Open Banking Will Be Transformative
Open banking blows apart the insular nature of many banks and will transform the banking landscape. This will take a decade or so, but the seeds of change are being sown now.
The Power Of Open Lies In Ecosystems
Ecosystem-based business models will become mission critical as open banking and regulator driven innovation builds collaboration into the value chain. Banks will deliver customer outcomes with partners, exploring new models based around marketplaces and open service provision.
Put Customer Outcomes At The Heart Of Open Banking
Open banking promotes innovation, transparency, and greater choice for customers, and it places customers at the centre of the value chain.
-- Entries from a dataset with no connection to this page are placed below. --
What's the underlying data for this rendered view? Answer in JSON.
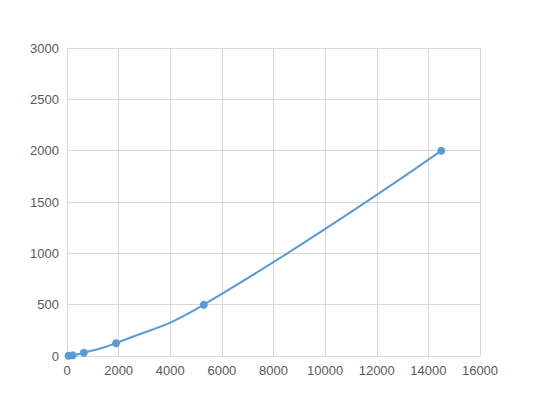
{
  "chart_data": {
    "type": "line",
    "x": [
      60,
      220,
      650,
      1900,
      5300,
      14500
    ],
    "values": [
      2,
      8,
      31,
      125,
      500,
      2000
    ],
    "color": "#5b9bd5",
    "marker": "circle",
    "line_style": "solid",
    "xlim": [
      0,
      16000
    ],
    "xticks": [
      0,
      2000,
      4000,
      6000,
      8000,
      10000,
      12000,
      14000,
      16000
    ],
    "ylim": [
      0,
      3000
    ],
    "yticks": [
      0,
      500,
      1000,
      1500,
      2000,
      2500,
      3000
    ],
    "grid": true
  }
}
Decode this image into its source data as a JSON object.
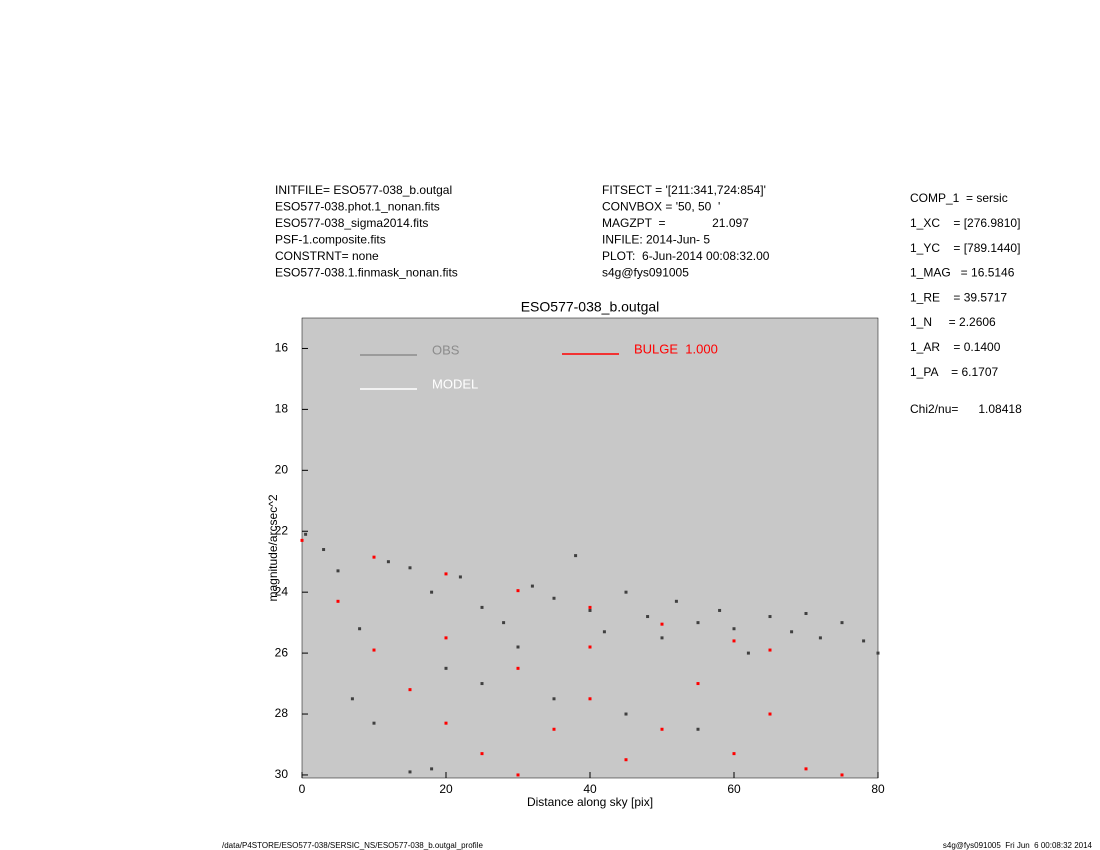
{
  "chart_data": {
    "type": "scatter",
    "title": "ESO577-038_b.outgal",
    "x_label": "Distance along sky [pix]",
    "y_label": "magnitude/arcsec^2",
    "xlim": [
      0,
      80
    ],
    "ylim": [
      30.1,
      15
    ],
    "xticks": [
      0,
      20,
      40,
      60,
      80
    ],
    "yticks": [
      16,
      18,
      20,
      22,
      24,
      26,
      28,
      30
    ],
    "series": [
      {
        "name": "OBS",
        "color": "#404040",
        "legend_color": "#8c8c8c",
        "x": [
          0.5,
          3,
          5,
          8,
          12,
          15,
          18,
          20,
          22,
          25,
          28,
          30,
          32,
          35,
          38,
          40,
          42,
          45,
          48,
          50,
          52,
          55,
          58,
          60,
          62,
          65,
          68,
          70,
          72,
          75,
          78,
          80,
          7,
          10,
          15,
          18,
          25,
          35,
          45,
          55
        ],
        "values": [
          22.1,
          22.6,
          23.3,
          25.2,
          23.0,
          23.2,
          24.0,
          26.5,
          23.5,
          24.5,
          25.0,
          25.8,
          23.8,
          24.2,
          22.8,
          24.6,
          25.3,
          24.0,
          24.8,
          25.5,
          24.3,
          25.0,
          24.6,
          25.2,
          26.0,
          24.8,
          25.3,
          24.7,
          25.5,
          25.0,
          25.6,
          26.0,
          27.5,
          28.3,
          29.9,
          29.8,
          27.0,
          27.5,
          28.0,
          28.5
        ]
      },
      {
        "name": "MODEL",
        "color": "#ffffff",
        "legend_color": "#ffffff",
        "x": [],
        "values": []
      },
      {
        "name": "BULGE  1.000",
        "color": "#ff0000",
        "legend_color": "#ff0000",
        "x": [
          0,
          10,
          20,
          30,
          40,
          50,
          60,
          65,
          5,
          10,
          15,
          20,
          25,
          30,
          20,
          30,
          40,
          50,
          60,
          70,
          40,
          55,
          65,
          35,
          45,
          75
        ],
        "values": [
          22.3,
          22.85,
          23.4,
          23.95,
          24.5,
          25.05,
          25.6,
          25.9,
          24.3,
          25.9,
          27.2,
          28.3,
          29.3,
          30.0,
          25.5,
          26.5,
          27.5,
          28.5,
          29.3,
          29.8,
          25.8,
          27.0,
          28.0,
          28.5,
          29.5,
          30.0
        ]
      }
    ],
    "info_left": [
      "INITFILE= ESO577-038_b.outgal",
      "ESO577-038.phot.1_nonan.fits",
      "ESO577-038_sigma2014.fits",
      "PSF-1.composite.fits",
      "CONSTRNT= none",
      "ESO577-038.1.finmask_nonan.fits"
    ],
    "info_middle": [
      "FITSECT = '[211:341,724:854]'",
      "CONVBOX = '50, 50  '",
      "MAGZPT  =              21.097",
      "INFILE: 2014-Jun- 5",
      "PLOT:  6-Jun-2014 00:08:32.00",
      "s4g@fys091005"
    ],
    "params": [
      "COMP_1  = sersic",
      "1_XC    = [276.9810]",
      "1_YC    = [789.1440]",
      "1_MAG   = 16.5146",
      "1_RE    = 39.5717",
      "1_N     = 2.2606",
      "1_AR    = 0.1400",
      "1_PA    = 6.1707"
    ],
    "chi2": "Chi2/nu=      1.08418",
    "footer_left": "/data/P4STORE/ESO577-038/SERSIC_NS/ESO577-038_b.outgal_profile",
    "footer_right": "s4g@fys091005  Fri Jun  6 00:08:32 2014"
  }
}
Flexibility to respond to new customer expectations or competitor developments is paramount.
Deloitte sees this leading to new market structures and players …
… and believe this creates some fundamental questions for the bank that need answers:
- What will be the role of our bank in the unbundled, open banking landscape?
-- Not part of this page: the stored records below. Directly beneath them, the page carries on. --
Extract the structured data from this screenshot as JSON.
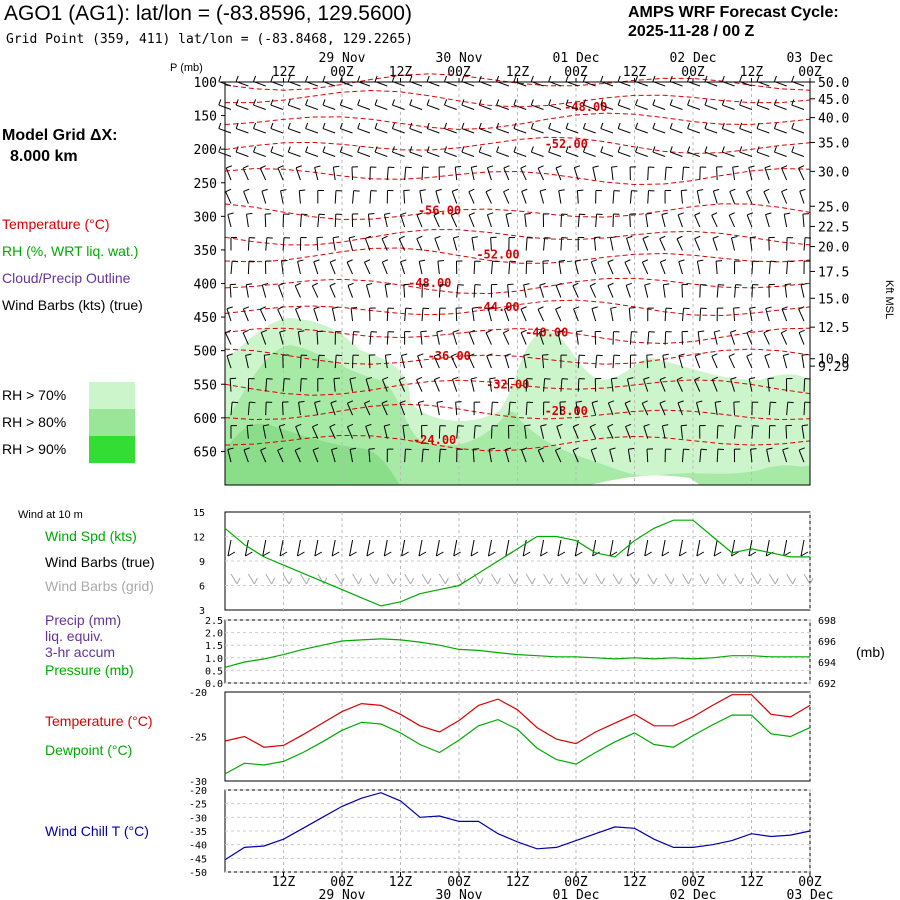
{
  "header": {
    "title": "AGO1 (AG1):  lat/lon = (-83.8596, 129.5600)",
    "grid_point": "Grid Point (359, 411) lat/lon = (-83.8468, 129.2265)",
    "forecast_cycle_label": "AMPS WRF Forecast Cycle:",
    "forecast_cycle_value": "2025-11-28 / 00  Z"
  },
  "model": {
    "grid_label": "Model Grid ΔX:",
    "grid_value": "8.000 km"
  },
  "legend": {
    "temperature": "Temperature (°C)",
    "rh": "RH (%, WRT liq. wat.)",
    "cloud": "Cloud/Precip Outline",
    "wind": "Wind Barbs (kts) (true)",
    "rh70": "RH > 70%",
    "rh80": "RH > 80%",
    "rh90": "RH > 90%"
  },
  "colors": {
    "rh70": "#ccf5cc",
    "rh80": "#99e699",
    "rh90": "#33dd33",
    "temp": "#dd0000",
    "wind": "#000000",
    "cloud": "#663399",
    "green": "#00aa00",
    "red": "#dd0000",
    "blue": "#0000aa",
    "gridbarb": "#aaaaaa"
  },
  "time_axis": {
    "top_ticks": [
      "12Z",
      "00Z",
      "12Z",
      "00Z",
      "12Z",
      "00Z",
      "12Z",
      "00Z",
      "12Z",
      "00Z"
    ],
    "top_dates": [
      "29 Nov",
      "30 Nov",
      "01 Dec",
      "02 Dec",
      "03 Dec"
    ],
    "bottom_ticks": [
      "12Z",
      "00Z",
      "12Z",
      "00Z",
      "12Z",
      "00Z",
      "12Z",
      "00Z",
      "12Z",
      "00Z"
    ],
    "bottom_dates": [
      "29 Nov",
      "30 Nov",
      "01 Dec",
      "02 Dec",
      "03 Dec"
    ],
    "hours": [
      12,
      24,
      36,
      48,
      60,
      72,
      84,
      96,
      108,
      120
    ],
    "range_hours": [
      0,
      120
    ]
  },
  "chart_data": [
    {
      "type": "cross-section",
      "name": "upper",
      "ylabel": "P (mb)",
      "right_label": "Kft MSL",
      "pressure_ticks": [
        100,
        150,
        200,
        250,
        300,
        350,
        400,
        450,
        500,
        550,
        600,
        650
      ],
      "p_range": [
        100,
        700
      ],
      "height_ticks": [
        {
          "p": 100,
          "label": "50.0"
        },
        {
          "p": 125,
          "label": "45.0"
        },
        {
          "p": 153,
          "label": "40.0"
        },
        {
          "p": 190,
          "label": "35.0"
        },
        {
          "p": 233,
          "label": "30.0"
        },
        {
          "p": 285,
          "label": "25.0"
        },
        {
          "p": 315,
          "label": "22.5"
        },
        {
          "p": 345,
          "label": "20.0"
        },
        {
          "p": 382,
          "label": "17.5"
        },
        {
          "p": 422,
          "label": "15.0"
        },
        {
          "p": 465,
          "label": "12.5"
        },
        {
          "p": 512,
          "label": "10.0"
        },
        {
          "p": 523,
          "label": "9.29"
        }
      ],
      "temperature_labels": [
        {
          "label": "-48.00",
          "h": 74,
          "p": 140
        },
        {
          "label": "-52.00",
          "h": 70,
          "p": 195
        },
        {
          "label": "-56.00",
          "h": 44,
          "p": 294
        },
        {
          "label": "-52.00",
          "h": 56,
          "p": 360
        },
        {
          "label": "-48.00",
          "h": 42,
          "p": 402
        },
        {
          "label": "-44.00",
          "h": 56,
          "p": 438
        },
        {
          "label": "-40.00",
          "h": 66,
          "p": 476
        },
        {
          "label": "-36.00",
          "h": 46,
          "p": 511
        },
        {
          "label": "-32.00",
          "h": 58,
          "p": 553
        },
        {
          "label": "-28.00",
          "h": 70,
          "p": 593
        },
        {
          "label": "-24.00",
          "h": 43,
          "p": 636
        }
      ]
    },
    {
      "type": "line",
      "name": "wind10m",
      "ylim": [
        3,
        15
      ],
      "yticks": [
        3,
        6,
        9,
        12,
        15
      ],
      "labels": {
        "top": "Wind at 10 m",
        "spd": "Wind Spd (kts)",
        "barbs_true": "Wind Barbs (true)",
        "barbs_grid": "Wind Barbs (grid)"
      },
      "series": [
        {
          "name": "Wind Spd (kts)",
          "x": [
            0,
            4,
            8,
            12,
            16,
            20,
            24,
            28,
            32,
            36,
            40,
            44,
            48,
            52,
            56,
            60,
            64,
            68,
            72,
            76,
            80,
            84,
            88,
            92,
            96,
            100,
            104,
            108,
            112,
            116,
            120
          ],
          "values": [
            13,
            11,
            9.5,
            8.5,
            7.5,
            6.5,
            5.5,
            4.5,
            3.5,
            4.0,
            5.0,
            5.5,
            6.0,
            7.5,
            9.0,
            10.5,
            12,
            12,
            11.5,
            10,
            9.5,
            11.5,
            13,
            14,
            14,
            12,
            10,
            10.5,
            10,
            9.5,
            9.5
          ]
        }
      ]
    },
    {
      "type": "line",
      "name": "precip_pressure",
      "ylim_left": [
        0,
        2.5
      ],
      "yticks_left": [
        "0.0",
        "0.5",
        "1.0",
        "1.5",
        "2.0",
        "2.5"
      ],
      "ylim_right": [
        692,
        698
      ],
      "yticks_right": [
        "692",
        "694",
        "696",
        "698"
      ],
      "right_unit": "(mb)",
      "labels": {
        "precip": "Precip (mm)",
        "liq": "liq. equiv.",
        "accum": "3-hr accum",
        "pressure": "Pressure (mb)"
      },
      "series": [
        {
          "name": "Pressure (mb)",
          "x": [
            0,
            4,
            8,
            12,
            16,
            20,
            24,
            28,
            32,
            36,
            40,
            44,
            48,
            52,
            56,
            60,
            64,
            68,
            72,
            76,
            80,
            84,
            88,
            92,
            96,
            100,
            104,
            108,
            112,
            116,
            120
          ],
          "values": [
            693.5,
            694.0,
            694.3,
            694.7,
            695.2,
            695.6,
            696.0,
            696.1,
            696.2,
            696.1,
            695.9,
            695.6,
            695.2,
            695.1,
            694.9,
            694.7,
            694.6,
            694.5,
            694.5,
            694.4,
            694.3,
            694.4,
            694.3,
            694.4,
            694.3,
            694.4,
            694.6,
            694.6,
            694.5,
            694.5,
            694.5
          ]
        }
      ]
    },
    {
      "type": "line",
      "name": "temp_dew",
      "ylim": [
        -30,
        -20
      ],
      "yticks": [
        -30,
        -25,
        -20
      ],
      "labels": {
        "temp": "Temperature (°C)",
        "dew": "Dewpoint (°C)"
      },
      "series": [
        {
          "name": "Temperature (°C)",
          "x": [
            0,
            4,
            8,
            12,
            16,
            20,
            24,
            28,
            32,
            36,
            40,
            44,
            48,
            52,
            56,
            60,
            64,
            68,
            72,
            76,
            80,
            84,
            88,
            92,
            96,
            100,
            104,
            108,
            112,
            116,
            120
          ],
          "values": [
            -25.5,
            -25,
            -26.2,
            -26.0,
            -24.8,
            -23.5,
            -22.2,
            -21.3,
            -21.5,
            -22.5,
            -23.8,
            -24.5,
            -23.2,
            -21.5,
            -20.8,
            -22,
            -24,
            -25.3,
            -25.8,
            -24.5,
            -23.5,
            -22.5,
            -23.8,
            -23.8,
            -22.8,
            -21.5,
            -20.3,
            -20.3,
            -22.5,
            -22.8,
            -21.5
          ]
        },
        {
          "name": "Dewpoint (°C)",
          "x": [
            0,
            4,
            8,
            12,
            16,
            20,
            24,
            28,
            32,
            36,
            40,
            44,
            48,
            52,
            56,
            60,
            64,
            68,
            72,
            76,
            80,
            84,
            88,
            92,
            96,
            100,
            104,
            108,
            112,
            116,
            120
          ],
          "values": [
            -29.2,
            -28,
            -28.2,
            -27.8,
            -26.8,
            -25.6,
            -24.3,
            -23.4,
            -23.6,
            -24.6,
            -25.9,
            -26.8,
            -25.4,
            -23.8,
            -23.1,
            -24.2,
            -26.3,
            -27.6,
            -28.1,
            -26.8,
            -25.6,
            -24.6,
            -25.9,
            -26.2,
            -24.9,
            -23.7,
            -22.6,
            -22.6,
            -24.7,
            -25.0,
            -24.0
          ]
        }
      ]
    },
    {
      "type": "line",
      "name": "windchill",
      "ylim": [
        -50,
        -20
      ],
      "yticks": [
        -50,
        -45,
        -40,
        -35,
        -30,
        -25,
        -20
      ],
      "labels": {
        "wc": "Wind Chill T (°C)"
      },
      "series": [
        {
          "name": "Wind Chill T (°C)",
          "x": [
            0,
            4,
            8,
            12,
            16,
            20,
            24,
            28,
            32,
            36,
            40,
            44,
            48,
            52,
            56,
            60,
            64,
            68,
            72,
            76,
            80,
            84,
            88,
            92,
            96,
            100,
            104,
            108,
            112,
            116,
            120
          ],
          "values": [
            -45.5,
            -41,
            -40.5,
            -38,
            -34,
            -30,
            -26,
            -23,
            -21,
            -24,
            -30,
            -29.5,
            -31.5,
            -31.5,
            -36,
            -39,
            -41.5,
            -41,
            -38.5,
            -36,
            -33.5,
            -34,
            -38,
            -41,
            -41,
            -40,
            -38.5,
            -36,
            -37,
            -36.5,
            -35
          ]
        }
      ]
    }
  ]
}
- What will drive customers to maintain their relationship with us vs traditional and new competitors?
- What capabilities will we own to generate differentiation from traditional and new competitors?
- How will we evolve our technical architecture to support our changing role?
These are core questions for the bank, but the key isn’t to see open banking as a threat, but an opportunity. As this report from Innovate Finance and Pinsent Masons points out:
The new world under PSD2 and Open Banking offers a myriad of opportunities. For banks, there are opportunities for those that embrace Open Banking to expand on the range of services they offer in the payments space. Banks start from a position of strength, with the largest share of the market and existing customer relationships. In addition, banks benefit from greater trust among consumers on issues such as data security and business viability, having had the opportunity to gain their confidence in safeguarding their money over significant periods of time. For innovators, whether fintech business, large technology company or other disruptive force, there is a chance to get a better foothold in various existing, new and previously unaccessible banking markets. Using new rights of access to bank account and transaction data and combining this with the opportunity to collaborate with the existing financial services players and other new entrants to the market (including retailers, utility providers and technology companies) could provide important insights on consumers’ and business customers’ financial lives, giving them the power to make informed financial decisions.
So it’s surprising, with all of these things bubbling away for the last couple of years, that banks aren’t ready for open banking according to PwC. In the first half of 2017, PwC surveyed senior representatives of 39 leading banks in 17 countries (Italy, Denmark, UK, France, Slovakia, Czech Republic, Finland, Luxembourg, Poland, Ireland, Switzerland, Spain, Portugal, Germany, Netherlands, Austria and Norway). The findings are startling, with only 9% of these banks in implementation phase for PSD2 Open APIs, and 38% were still just thinking about it.